Test example two evaluation of efficacy of the active fermented product of the present invention
repair-Effect on fibroblast proliferation
The active fermentation products prepared in examples 1-3 were prepared into stock solutions with beta-glucan content of 5 mg/ml. The stock solution was diluted to 6 final concentrations (5. mu.g/ml, 10. mu.g/ml, 20. mu.g/ml, 50. mu.g/ml, 100. mu.g/ml, 200. mu.g/ml) in serum-free medium just prior to each spotting.

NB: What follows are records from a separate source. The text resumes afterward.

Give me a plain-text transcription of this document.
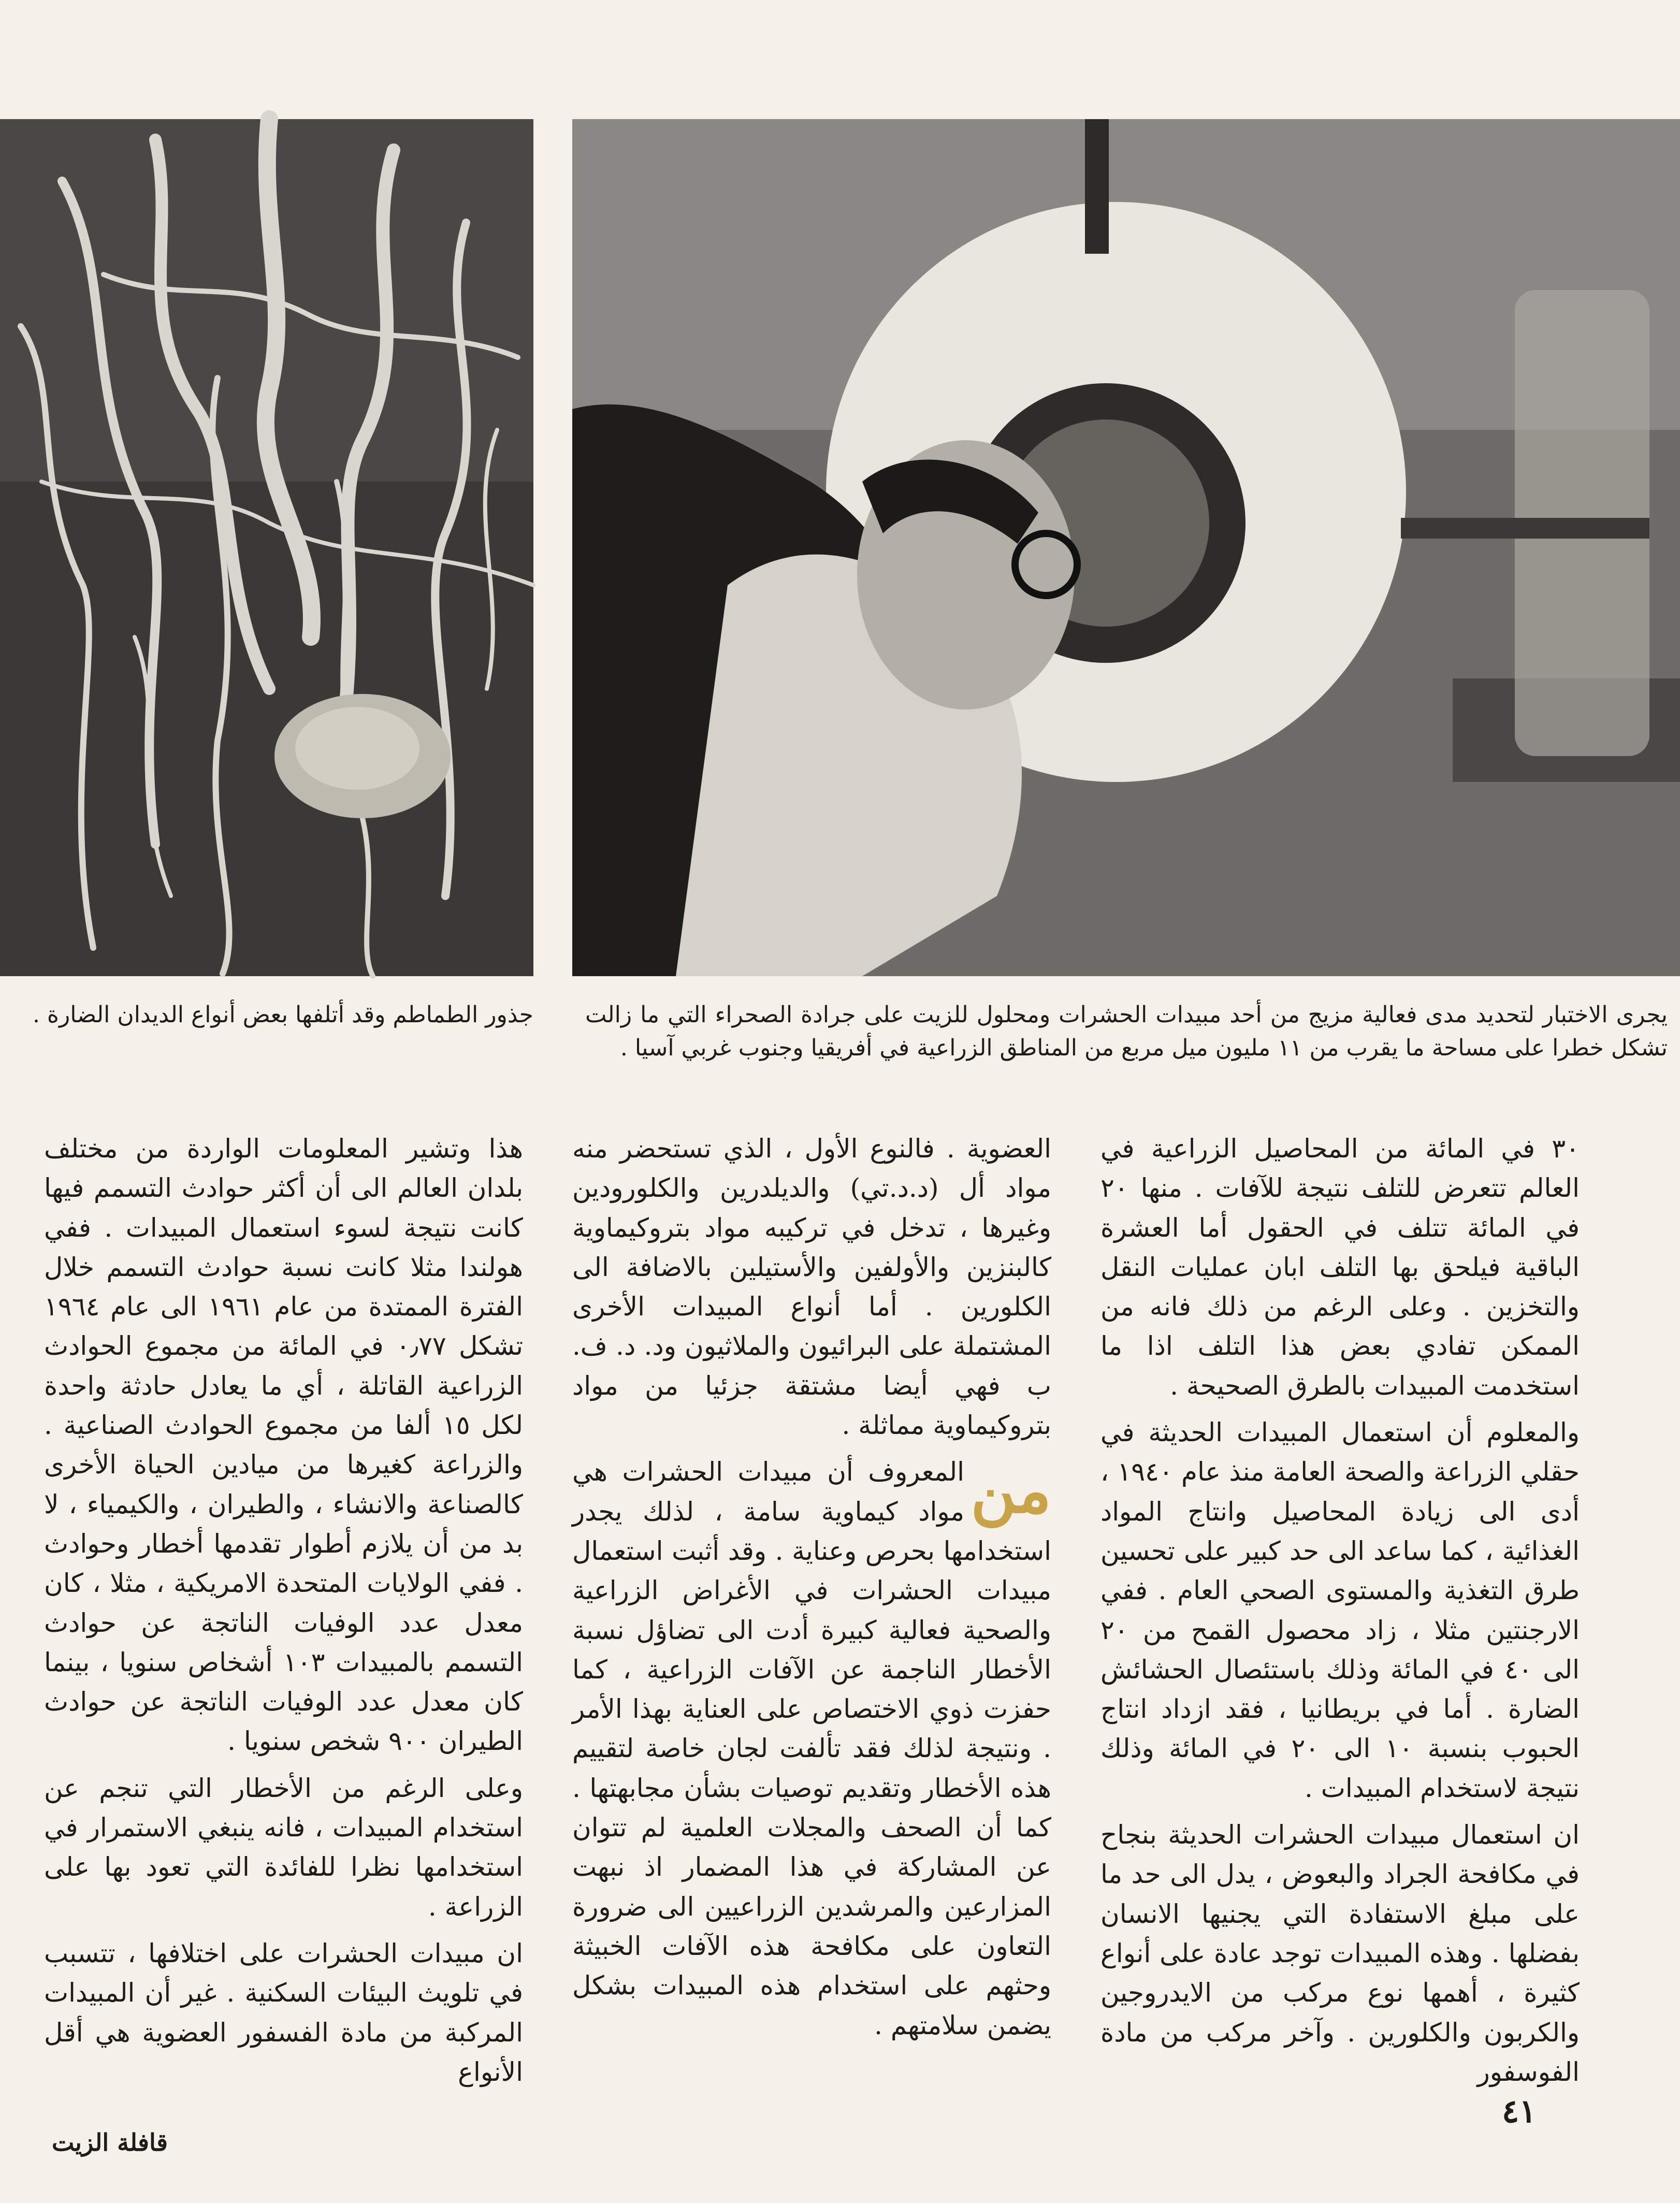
جذور الطماطم وقد أتلفها بعض أنواع الديدان الضارة . يجرى الاختبار لتحديد مدى فعالية مزيج من أحد مبيدات الحشرات ومحلول للزيت على جرادة الصحراء التي ما زالت تشكل خطرا على مساحة ما يقرب من ١١ مليون ميل مربع من المناطق الزراعية في أفريقيا وجنوب غربي آسيا .

٣٠ في المائة من المحاصيل الزراعية في العالم تتعرض للتلف نتيجة للآفات . منها ٢٠ في المائة تتلف في الحقول أما العشرة الباقية فيلحق بها التلف ابان عمليات النقل والتخزين . وعلى الرغم من ذلك فانه من الممكن تفادي بعض هذا التلف اذا ما استخدمت المبيدات بالطرق الصحيحة .

والمعلوم أن استعمال المبيدات الحديثة في حقلي الزراعة والصحة العامة منذ عام ١٩٤٠ ، أدى الى زيادة المحاصيل وانتاج المواد الغذائية ، كما ساعد الى حد كبير على تحسين طرق التغذية والمستوى الصحي العام . ففي الارجنتين مثلا ، زاد محصول القمح من ٢٠ الى ٤٠ في المائة وذلك باستئصال الحشائش الضارة . أما في بريطانيا ، فقد ازداد انتاج الحبوب بنسبة ١٠ الى ٢٠ في المائة وذلك نتيجة لاستخدام المبيدات .

ان استعمال مبيدات الحشرات الحديثة بنجاح في مكافحة الجراد والبعوض ، يدل الى حد ما على مبلغ الاستفادة التي يجنيها الانسان بفضلها . وهذه المبيدات توجد عادة على أنواع كثيرة ، أهمها نوع مركب من الايدروجين والكربون والكلورين . وآخر مركب من مادة الفوسفور

العضوية . فالنوع الأول ، الذي تستحضر منه مواد أل (د.د.تي) والديلدرين والكلورودين وغيرها ، تدخل في تركيبه مواد بتروكيماوية كالبنزين والأولفين والأستيلين بالاضافة الى الكلورين . أما أنواع المبيدات الأخرى المشتملة على البرائيون والملاثيون ود. د. ف. ب فهي أيضا مشتقة جزئيا من مواد بتروكيماوية مماثلة .

من

المعروف أن مبيدات الحشرات هي مواد كيماوية سامة ، لذلك يجدر استخدامها بحرص وعناية . وقد أثبت استعمال مبيدات الحشرات في الأغراض الزراعية والصحية فعالية كبيرة أدت الى تضاؤل نسبة الأخطار الناجمة عن الآفات الزراعية ، كما حفزت ذوي الاختصاص على العناية بهذا الأمر . ونتيجة لذلك فقد تألفت لجان خاصة لتقييم هذه الأخطار وتقديم توصيات بشأن مجابهتها . كما أن الصحف والمجلات العلمية لم تتوان عن المشاركة في هذا المضمار اذ نبهت المزارعين والمرشدين الزراعيين الى ضرورة التعاون على مكافحة هذه الآفات الخبيثة وحثهم على استخدام هذه المبيدات بشكل يضمن سلامتهم .

هذا وتشير المعلومات الواردة من مختلف بلدان العالم الى أن أكثر حوادث التسمم فيها كانت نتيجة لسوء استعمال المبيدات . ففي هولندا مثلا كانت نسبة حوادث التسمم خلال الفترة الممتدة من عام ١٩٦١ الى عام ١٩٦٤ تشكل ٠٫٧٧ في المائة من مجموع الحوادث الزراعية القاتلة ، أي ما يعادل حادثة واحدة لكل ١٥ ألفا من مجموع الحوادث الصناعية . والزراعة كغيرها من ميادين الحياة الأخرى كالصناعة والانشاء ، والطيران ، والكيمياء ، لا بد من أن يلازم أطوار تقدمها أخطار وحوادث . ففي الولايات المتحدة الامريكية ، مثلا ، كان معدل عدد الوفيات الناتجة عن حوادث التسمم بالمبيدات ١٠٣ أشخاص سنويا ، بينما كان معدل عدد الوفيات الناتجة عن حوادث الطيران ٩٠٠ شخص سنويا .

وعلى الرغم من الأخطار التي تنجم عن استخدام المبيدات ، فانه ينبغي الاستمرار في استخدامها نظرا للفائدة التي تعود بها على الزراعة .

ان مبيدات الحشرات على اختلافها ، تتسبب في تلويث البيئات السكنية . غير أن المبيدات المركبة من مادة الفسفور العضوية هي أقل الأنواع

٤١
قافلة الزيت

Selecting logarithmic phase growing fibroblast, digesting, centrifuging, counting, diluting with DMEM medium containing 10% fetal calf serum to 3 × 104Each ml-1The concentration of (4) was inoculated in a 96-well plate using a line gun, 100. mu.l per well. At 5% CO2Culturing for 4-5 h in a constant-temperature incubator at 37 ℃ (ensuring that cells adhere to the wall), sucking out the culture medium in a 96-well plate, washing twice with PBS, and adding culture solution containing samples with different concentrations. And 6 multiple wells of each sample are cultured for 48h, and then the light absorption values of the control and different treatment concentrations are determined by a methylene blue method.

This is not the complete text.